A few minor updates at Gigablast announced today include better keyword highlighting. The default of an OR on multi-word searches remains, unlike all major search engines and hearkening back to search engines of the late 1990s. However, they now put a teal bar at top or search engine results pages where the default OR was used which links to an explanation and states
"The results below may not have all your query terms, but may be relevant. Try generalizing your query. [Info]"
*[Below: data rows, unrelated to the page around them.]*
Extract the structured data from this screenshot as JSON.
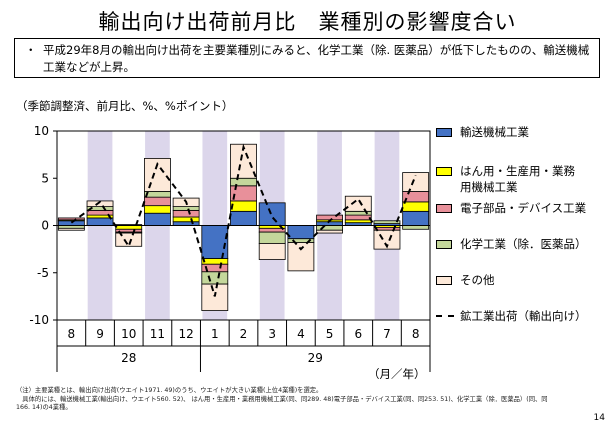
{
  "header": {
    "title": "輸出向け出荷前月比　業種別の影響度合い",
    "summary_bullet": "・",
    "summary_text": "平成29年8月の輸出向け出荷を主要業種別にみると、化学工業（除. 医薬品）が低下したものの、輸送機械工業などが上昇。",
    "unit_label": "（季節調整済、前月比、%、%ポイント）"
  },
  "chart_data": {
    "type": "bar",
    "stacked": true,
    "categories": [
      "8",
      "9",
      "10",
      "11",
      "12",
      "1",
      "2",
      "3",
      "4",
      "5",
      "6",
      "7",
      "8"
    ],
    "year_labels": [
      "28",
      "29"
    ],
    "x_unit_label": "（月／年）",
    "ylim": [
      -10,
      10
    ],
    "yticks": [
      -10,
      -5,
      0,
      5,
      10
    ],
    "shaded_categories": [
      1,
      3,
      5,
      7,
      9,
      11
    ],
    "shade_color": "#dcd6eb",
    "series": [
      {
        "name": "輸送機械工業",
        "color": "#4472c4",
        "values": [
          0.5,
          0.8,
          0.1,
          1.3,
          0.4,
          -3.5,
          1.5,
          2.4,
          -1.4,
          0.4,
          0.3,
          0.2,
          1.5
        ]
      },
      {
        "name": "はん用・生産用・業務用機械工業",
        "color": "#ffff00",
        "values": [
          0.1,
          0.3,
          -0.4,
          0.8,
          0.5,
          -0.6,
          1.1,
          -0.3,
          0.0,
          0.2,
          0.3,
          -0.2,
          1.0
        ]
      },
      {
        "name": "電子部品・デバイス工業",
        "color": "#e8909a",
        "values": [
          0.2,
          0.5,
          -0.3,
          0.9,
          0.7,
          -0.8,
          1.6,
          -0.4,
          0.0,
          0.5,
          0.5,
          -0.3,
          1.1
        ]
      },
      {
        "name": "化学工業（除．医薬品）",
        "color": "#c4d79b",
        "values": [
          -0.3,
          0.4,
          -0.1,
          0.6,
          0.4,
          -1.3,
          0.8,
          -1.2,
          -0.4,
          -0.5,
          0.4,
          0.3,
          -0.4
        ]
      },
      {
        "name": "その他",
        "color": "#fde9d9",
        "values": [
          -0.2,
          0.6,
          -1.4,
          3.5,
          0.9,
          -2.8,
          3.6,
          -1.7,
          -3.0,
          -0.3,
          1.6,
          -2.0,
          2.0
        ]
      }
    ],
    "line": {
      "name": "鉱工業出荷（輸出向け）",
      "color": "#000000",
      "values": [
        0.3,
        2.5,
        -2.2,
        6.5,
        2.5,
        -7.5,
        8.3,
        0.9,
        -2.5,
        0.5,
        2.8,
        -2.2,
        5.3
      ]
    }
  },
  "notes": {
    "line1": "（注）主要業種とは、輸出向け出荷(ウエイト1971. 49)のうち、ウエイトが大きい業種(上位4業種)を選定。",
    "line2": "　具体的には、輸送機械工業(輸出向け、ウエイト560. 52)、 はん用・生産用・業務用機械工業(同、同289. 48)電子部品・デバイス工業(同、同253. 51)、化学工業（除．医薬品）(同、同",
    "line3": "166. 14)の4業種。"
  },
  "page_number": "14"
}
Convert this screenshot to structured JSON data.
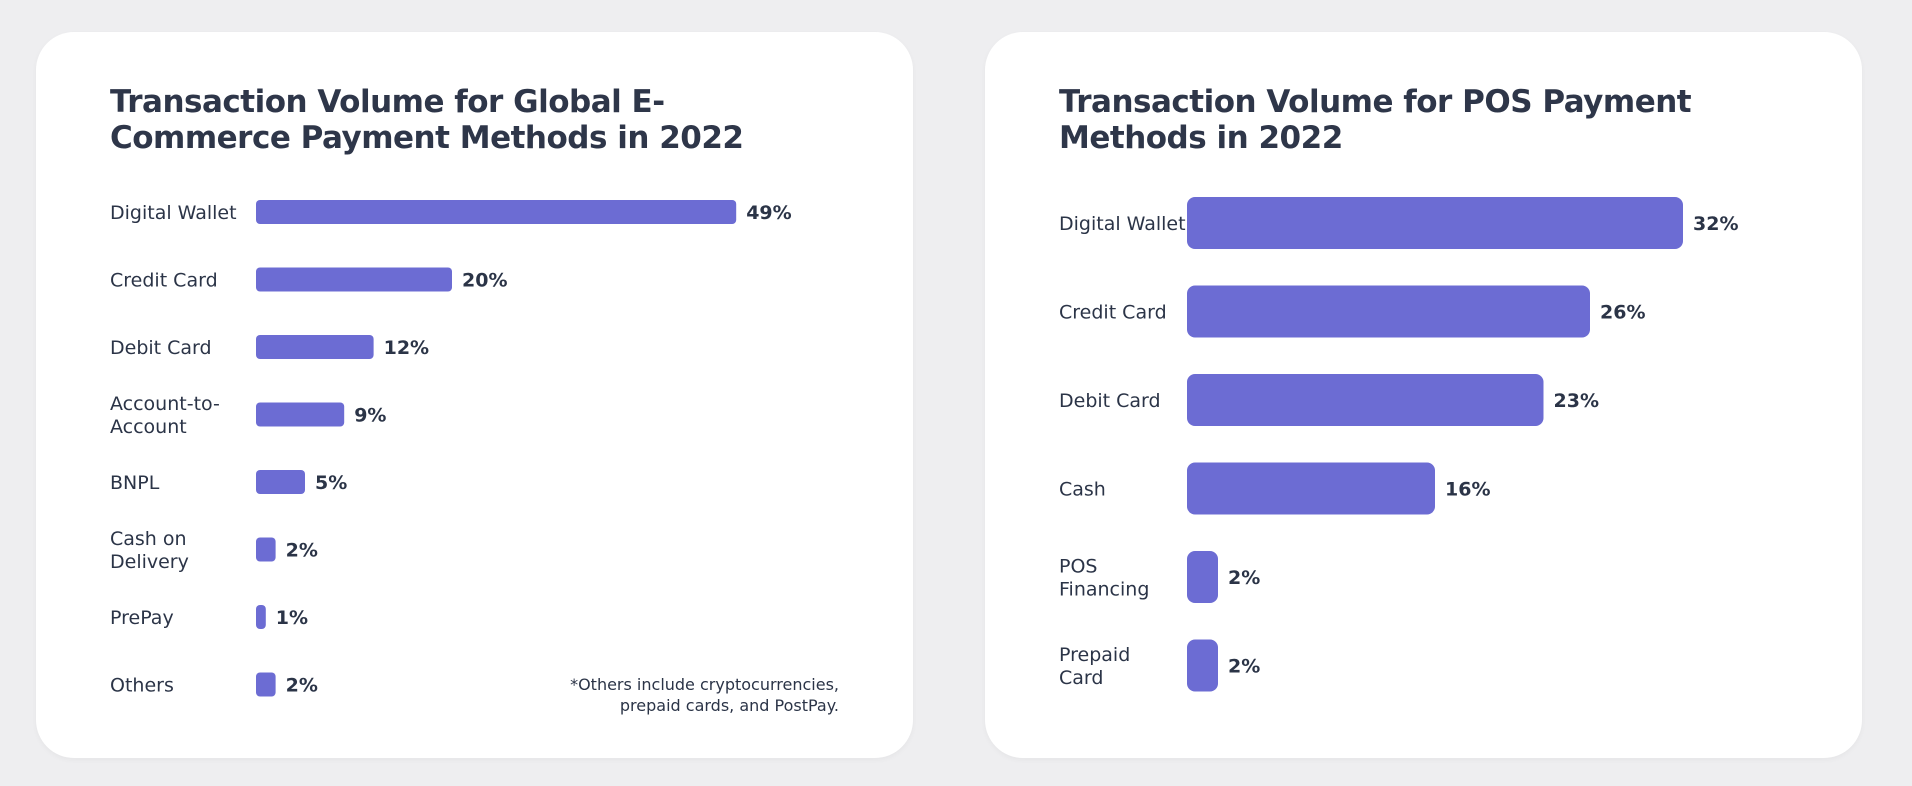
{
  "accent_color": "#6c6cd3",
  "chart_data": [
    {
      "type": "bar",
      "orientation": "horizontal",
      "title": "Transaction Volume for Global E-Commerce Payment Methods in 2022",
      "categories": [
        "Digital Wallet",
        "Credit Card",
        "Debit Card",
        "Account-to-Account",
        "BNPL",
        "Cash on Delivery",
        "PrePay",
        "Others"
      ],
      "category_lines": [
        [
          "Digital Wallet"
        ],
        [
          "Credit Card"
        ],
        [
          "Debit Card"
        ],
        [
          "Account-to-",
          "Account"
        ],
        [
          "BNPL"
        ],
        [
          "Cash on",
          "Delivery"
        ],
        [
          "PrePay"
        ],
        [
          "Others"
        ]
      ],
      "values": [
        49,
        20,
        12,
        9,
        5,
        2,
        1,
        2
      ],
      "value_labels": [
        "49%",
        "20%",
        "12%",
        "9%",
        "5%",
        "2%",
        "1%",
        "2%"
      ],
      "unit": "%",
      "footnote": "*Others include cryptocurrencies, prepaid cards, and PostPay.",
      "grid": false,
      "legend": "none"
    },
    {
      "type": "bar",
      "orientation": "horizontal",
      "title": "Transaction Volume for POS Payment Methods in 2022",
      "categories": [
        "Digital Wallet",
        "Credit Card",
        "Debit Card",
        "Cash",
        "POS Financing",
        "Prepaid Card"
      ],
      "category_lines": [
        [
          "Digital Wallet"
        ],
        [
          "Credit Card"
        ],
        [
          "Debit Card"
        ],
        [
          "Cash"
        ],
        [
          "POS",
          "Financing"
        ],
        [
          "Prepaid",
          "Card"
        ]
      ],
      "values": [
        32,
        26,
        23,
        16,
        2,
        2
      ],
      "value_labels": [
        "32%",
        "26%",
        "23%",
        "16%",
        "2%",
        "2%"
      ],
      "unit": "%",
      "grid": false,
      "legend": "none"
    }
  ]
}
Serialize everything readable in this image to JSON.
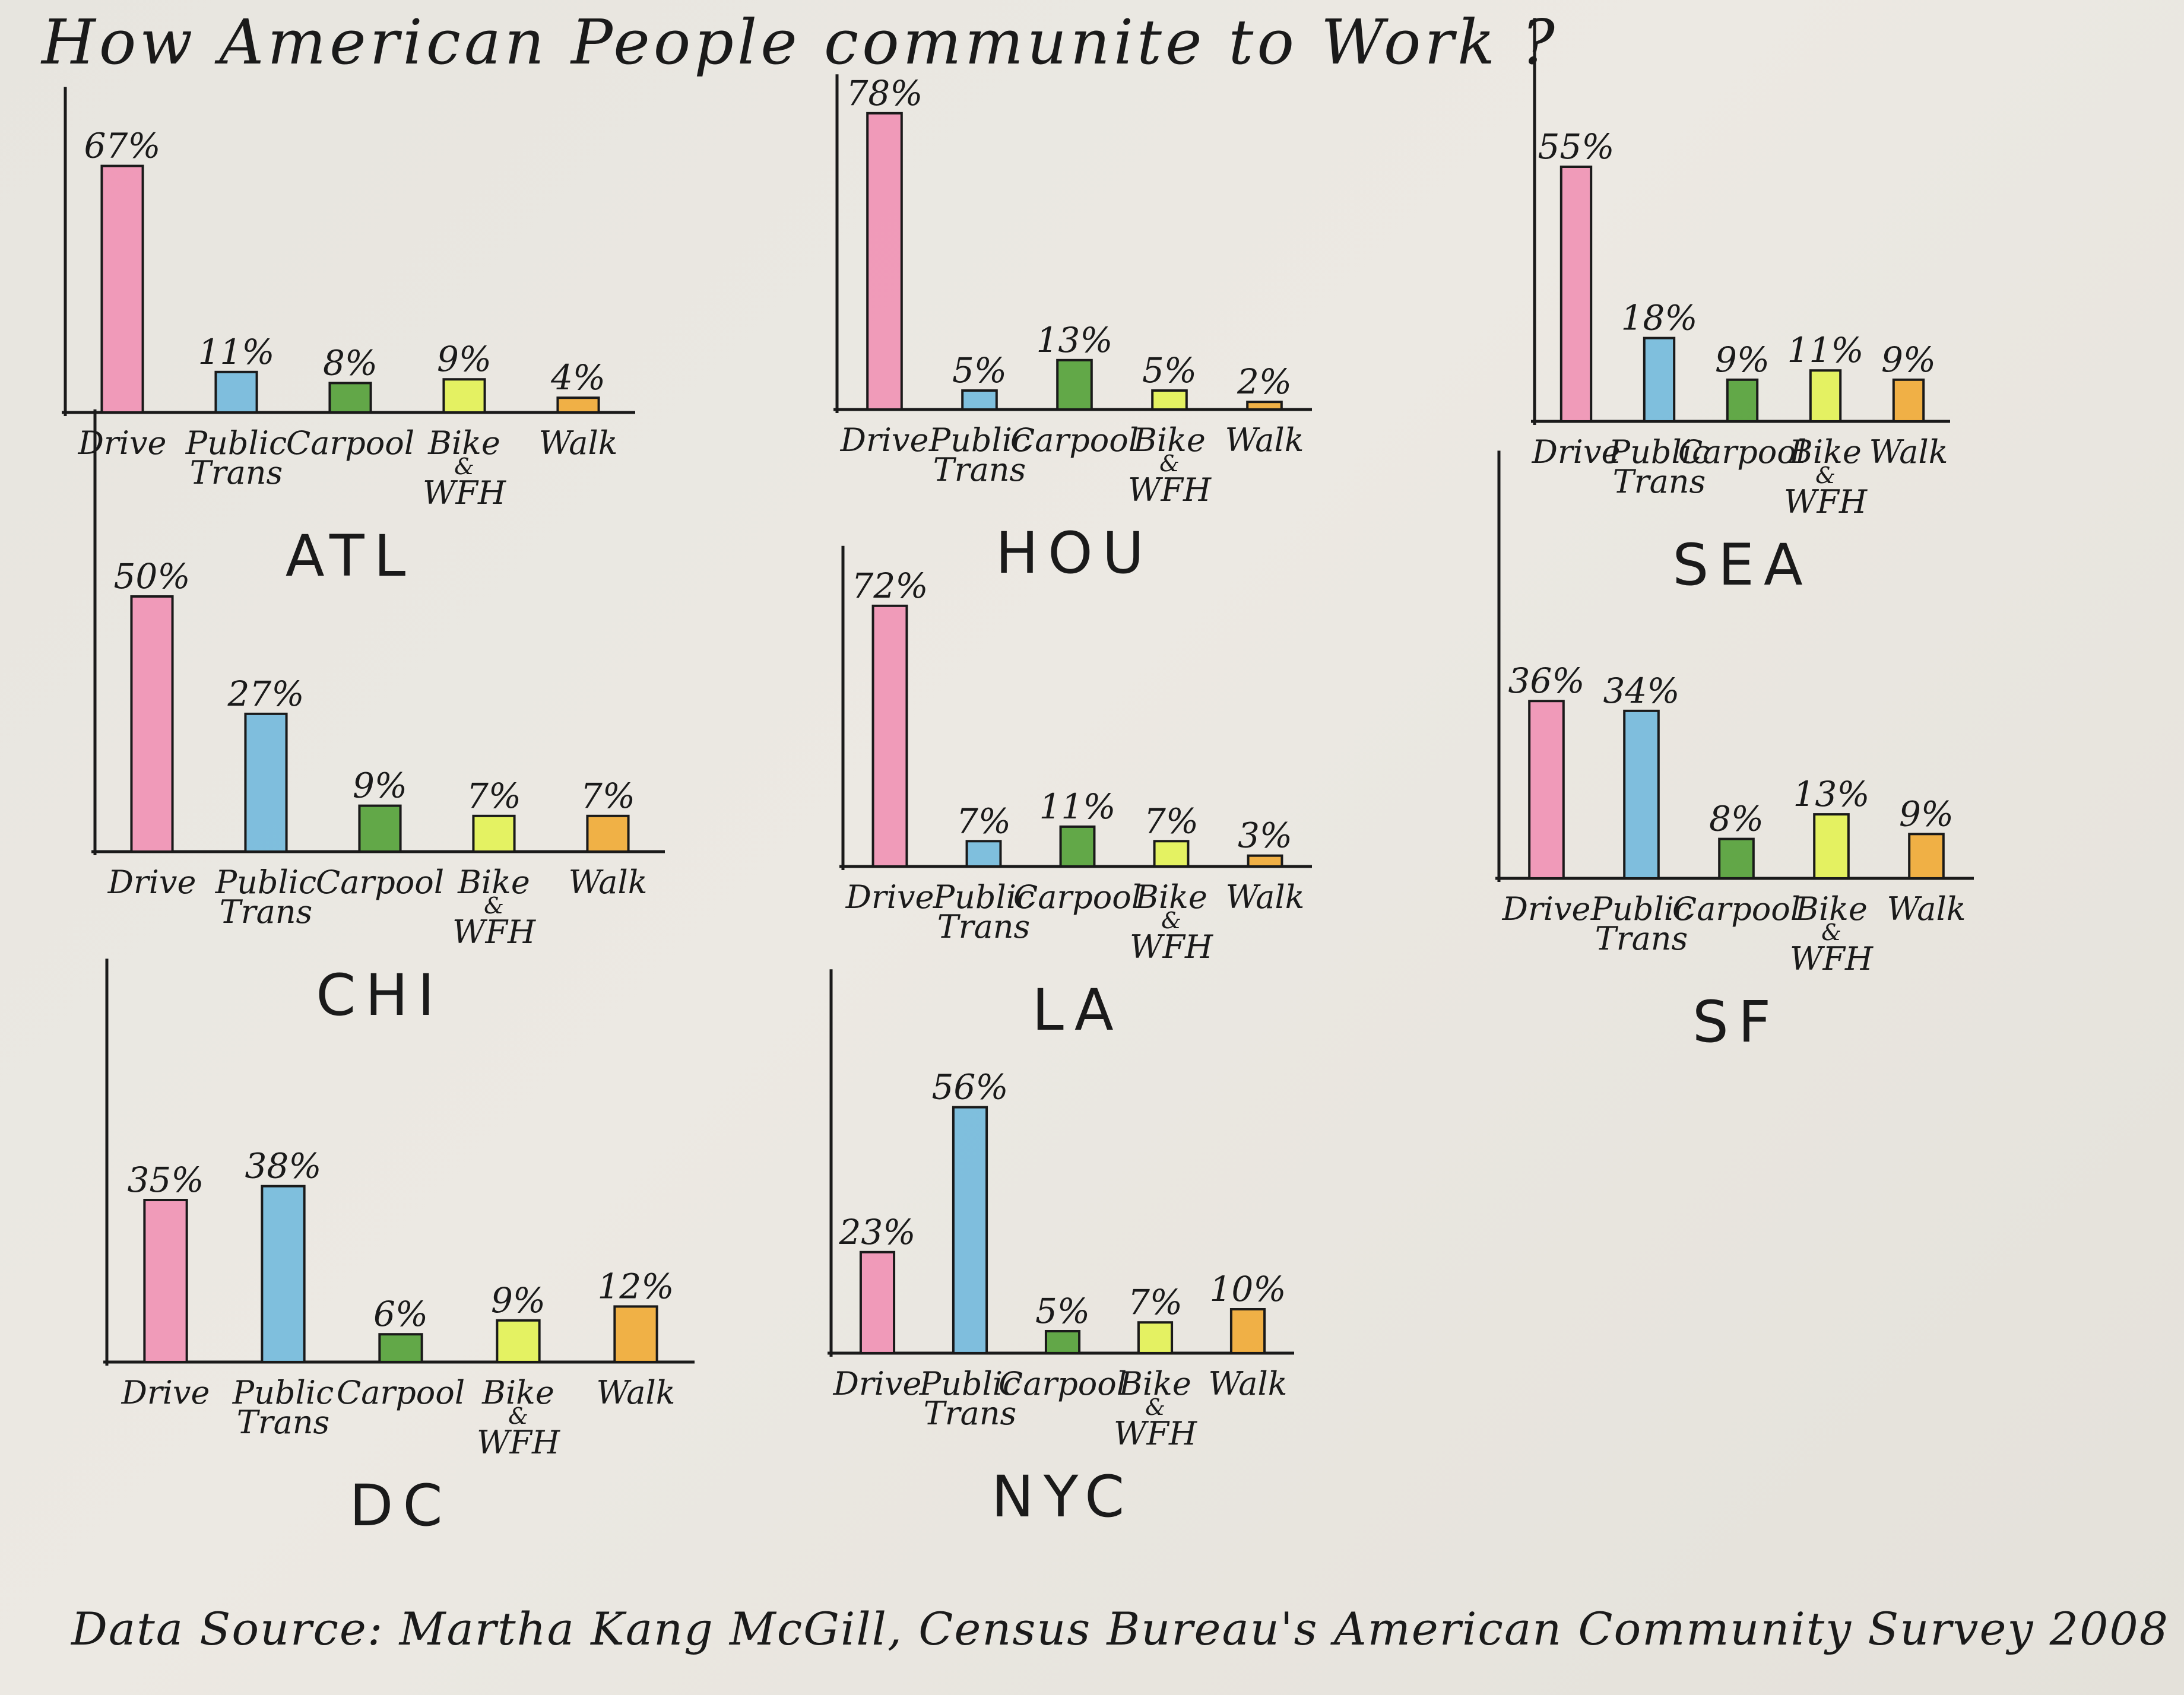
{
  "title": "How American People communite to Work ?",
  "source": "Data Source: Martha Kang McGill, Census Bureau's American Community Survey 2008",
  "colors": {
    "Drive": "#f08fb3",
    "Public Trans": "#6fb8dc",
    "Carpool": "#4f9e32",
    "Bike & WFH": "#e3f250",
    "Walk": "#f0a830"
  },
  "chart_data": [
    {
      "type": "bar",
      "city": "ATL",
      "categories": [
        "Drive",
        "Public Trans",
        "Carpool",
        "Bike & WFH",
        "Walk"
      ],
      "values": [
        67,
        11,
        8,
        9,
        4
      ],
      "value_labels": [
        "67%",
        "11%",
        "8%",
        "9%",
        "4%"
      ]
    },
    {
      "type": "bar",
      "city": "HOU",
      "categories": [
        "Drive",
        "Public Trans",
        "Carpool",
        "Bike & WFH",
        "Walk"
      ],
      "values": [
        78,
        5,
        13,
        5,
        2
      ],
      "value_labels": [
        "78%",
        "5%",
        "13%",
        "5%",
        "2%"
      ]
    },
    {
      "type": "bar",
      "city": "SEA",
      "categories": [
        "Drive",
        "Public Trans",
        "Carpool",
        "Bike & WFH",
        "Walk"
      ],
      "values": [
        55,
        18,
        9,
        11,
        9
      ],
      "value_labels": [
        "55%",
        "18%",
        "9%",
        "11%",
        "9%"
      ]
    },
    {
      "type": "bar",
      "city": "CHI",
      "categories": [
        "Drive",
        "Public Trans",
        "Carpool",
        "Bike & WFH",
        "Walk"
      ],
      "values": [
        50,
        27,
        9,
        7,
        7
      ],
      "value_labels": [
        "50%",
        "27%",
        "9%",
        "7%",
        "7%"
      ]
    },
    {
      "type": "bar",
      "city": "LA",
      "categories": [
        "Drive",
        "Public Trans",
        "Carpool",
        "Bike & WFH",
        "Walk"
      ],
      "values": [
        72,
        7,
        11,
        7,
        3
      ],
      "value_labels": [
        "72%",
        "7%",
        "11%",
        "7%",
        "3%"
      ]
    },
    {
      "type": "bar",
      "city": "SF",
      "categories": [
        "Drive",
        "Public Trans",
        "Carpool",
        "Bike & WFH",
        "Walk"
      ],
      "values": [
        36,
        34,
        8,
        13,
        9
      ],
      "value_labels": [
        "36%",
        "34%",
        "8%",
        "13%",
        "9%"
      ]
    },
    {
      "type": "bar",
      "city": "DC",
      "categories": [
        "Drive",
        "Public Trans",
        "Carpool",
        "Bike & WFH",
        "Walk"
      ],
      "values": [
        35,
        38,
        6,
        9,
        12
      ],
      "value_labels": [
        "35%",
        "38%",
        "6%",
        "9%",
        "12%"
      ]
    },
    {
      "type": "bar",
      "city": "NYC",
      "categories": [
        "Drive",
        "Public Trans",
        "Carpool",
        "Bike & WFH",
        "Walk"
      ],
      "values": [
        23,
        56,
        5,
        7,
        10
      ],
      "value_labels": [
        "23%",
        "56%",
        "5%",
        "7%",
        "10%"
      ]
    }
  ]
}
Sorry, but I think Gigablast just needs to default to AND like most people expect and the major search engines all do. I find the default OR frustrating enough that I will skip a try at Gigablast just for that reason sometimes. Also, Gigablast announced that "When returning a page of search results Gigablast lets you know how long ago that page was cached by displaying a small message at the bottom of that page." However, you only see that if someone else has done that same search recently. These are different from the dates at the top of the cached page, and Gigablast still does a far better job than any other search engine at honestly stating when they crawled a Web page and the date reported at that time.
Matt Wells, creator of Gigablast, announces the release of Gigablast 2.0 which is supposed to double the speed of query responses, increase the importance of phrase matching in the relevance ranking, and started a full update to the database.
Gigablast has moved beyond being just a one person operation. They now have a management team page with a new Chief Management Officer and Chief Scientist. I hope this means they have some funding and can expand the Gigablast database to include more pages and to refresh them much more frequently.
New search engine Gigablast is starting to expand. Yesterday they launched a Swedish/Scandinavian version at gigablast.nu. It looks like the same database with the addition of a Swedish language limit. The design of the site is much nicer than gigablast.com but the advanced search does not have all the same options. They are accepting advertising which may well help to support continued development of Gigablast. More information is available on their About page.
Gigablast may be around for awhile if it can make a go at offering site search to paying customers. The announcement appeared on their site today stating that "for a teeny fraction of the other guys' prices you can have an account on Gigablast.com that can support millions of web pages." Of course, the monthly price for a million page site still costs US$2,500.
GigaBlast launched in beta today. While much smaller than the recently launched Openfind, it offers some nice advantages. It includes cached copies of the pages it indexes, like Google. It includes an advanced search, date sorting, field searching, and excellent reporting of both the date spidered and the last modified date. It does lack full Boolean, truncation, and other advanced search features. See the Search Engine Showdown review for more on its search features.